By Yasmina Tawil
Paul Schrader’s directorial debut Blue Collar was supposedly inspired by stories of “real-life disillusionment.” Though that feeling certainly pervades the film from its opening minutes, the more appropriate term would be “utter despair.” The story of three “hard worked, fucked over men” who take on The Man and lose badly, Blue Collar stands among the class of films that attack the American Dream, the laughable ideal that “life should be better and richer and fuller for everyone” when it’s only ever destined for some. However, Schrader doesn’t merely bask in half-baked cynicism or preach cheap platitudes. Instead, he pulls no punches and confronts capitalism’s ills at their foundation, examining the hollowness of that Dream through a corrupt union’s indifference to the plight and desperation of its workers. It should come as no surprise that it tanked at the box office, or that the similar, more uplifting film Norma released the following year was a commercial and awards success. Norma didn’t intend to leave the audience with a bitter aftertaste.
Blue Collar’s script, written by Schrader and his brother Leonard, wholly immerses the audience into the compromised lives of three desperate Detroit autoworkers—Zeke (Richard Pryor), Jerry (Harvey Keitel), and Smokey (Yaphet Kotto)—who decide to rob their union headquarters to alleviate their financial woes. Though they only find $600 in petty cash, the trio also discovers a notebook containing records of the union’s illegal loan operation, implying ties to organized crime. When the gang tries to blackmail the brass, the tables are inevitably turned in a most heartbreaking fashion—murder, assimilation, and betrayal. Their Robin Hood caper becomes a cautionary tale of defying a corrupt establishment. They didn’t know that the game was rigged from the start.

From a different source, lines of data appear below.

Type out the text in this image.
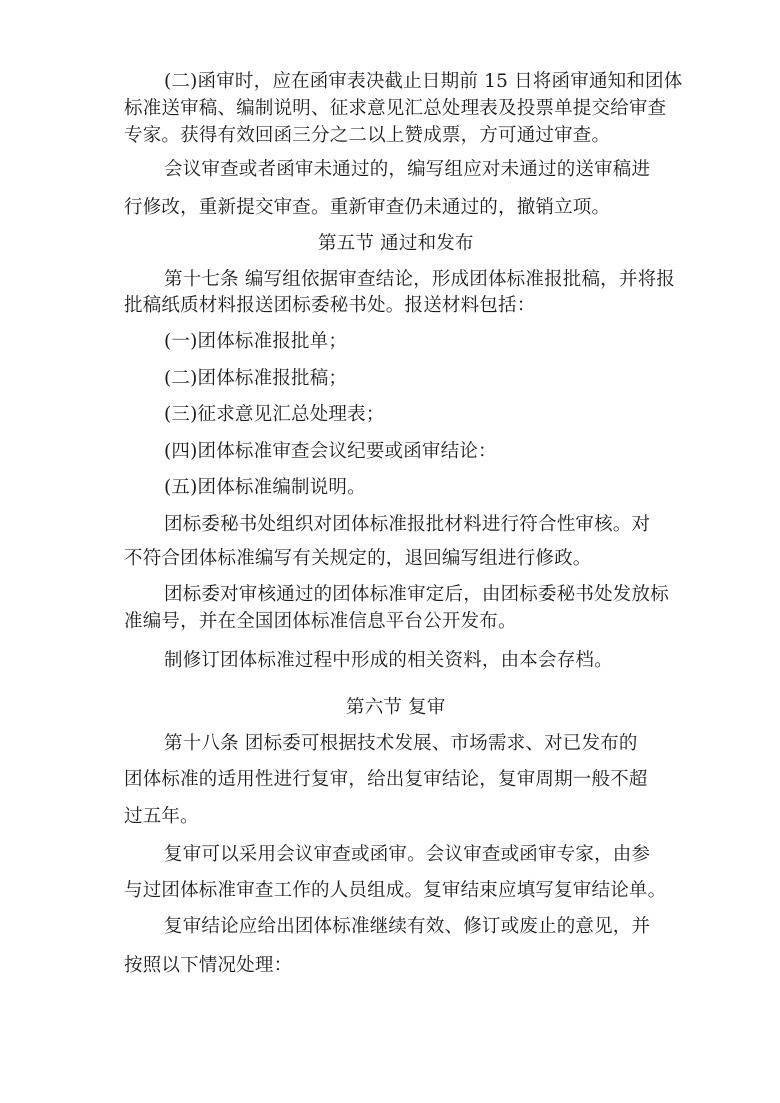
(二)函审时，应在函审表决截止日期前 15 日将函审通知和团体

标准送审稿、编制说明、征求意见汇总处理表及投票单提交给审查

专家。获得有效回函三分之二以上赞成票，方可通过审查。

会议审查或者函审未通过的，编写组应对未通过的送审稿进

行修改，重新提交审查。重新审查仍未通过的，撤销立项。

第五节 通过和发布

第十七条 编写组依据审查结论，形成团体标准报批稿，并将报

批稿纸质材料报送团标委秘书处。报送材料包括：

(一)团体标准报批单；

(二)团体标准报批稿；

(三)征求意见汇总处理表；

(四)团体标准审查会议纪要或函审结论：

(五)团体标准编制说明。

团标委秘书处组织对团体标准报批材料进行符合性审核。对

不符合团体标准编写有关规定的，退回编写组进行修政。

团标委对审核通过的团体标准审定后，由团标委秘书处发放标

准编号，并在全国团体标准信息平台公开发布。

制修订团体标准过程中形成的相关资料，由本会存档。

第六节 复审

第十八条 团标委可根据技术发展、市场需求、对已发布的

团体标准的适用性进行复审，给出复审结论，复审周期一般不超

过五年。

复审可以采用会议审查或函审。会议审查或函审专家，由参

与过团体标准审查工作的人员组成。复审结束应填写复审结论单。

复审结论应给出团体标准继续有效、修订或废止的意见，并

按照以下情况处理：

But before Schrader brings the proverbial hammer down on his subjects, he first paints a portrait of a noxious work environment, which trickles down to its hopeless employees. As the credits roll, the film tracks rows and rows of equipment tended by workers shrouded in the bright glow of metal sparks, neatly introducing the cogs in a machine that incidentally manufactures literal machines. The working conditions are generally unsafe. The slave-driving supervisor, widely known and hated by everyone as Dogshit Miller (Borah Silver), rules the floor, getting on the nerves of every menial employee with his persistent nagging and casually virulent racism (“You pick cotton this slow?” he sneers at a black worker, who promptly gives Miller the finger as soon as his back is turned). Even the vending machines are busted, driving one frustrated worker (George Memmoli) to take revenge and destroy it on company time, costing him two weeks pay but making him a hero amongst the guys. A young, naïve worker (Ed Begley Jr.) reads Catch-22 in his off time without registering the irony.
Meanwhile, the main trio is perpetually in dire straits with seemingly no way out. Zeke cheats on his taxes to raise the income for his family, but when the IRS man (Leonard Gaines) shows up at his door one night, he learns that he owes almost $3000 in back taxes for claiming more children than he has and not disclosing a part-time job. “If I had the Navy and Marines behind me, I’d be a motherfucker, too!” he screams through a cracked voice as the taxman quickly leaves his home, knowing that Uncle Sam owns him just as much as the plant. Jerry, on the other hand, works a second job pumping gas to provide for his family, but he’s still in debt from a prior strike and can’t afford to pay for his daughter’s braces, prompting her to dangerously try to fashion them with a wire. Finally, Smokey owns money to violent loan sharks, and yet despite this unfortunate choice, Schrader characterizes him as the light amidst the darkness, a man who supplies his friends with intermittent joy in their otherwise difficult lives.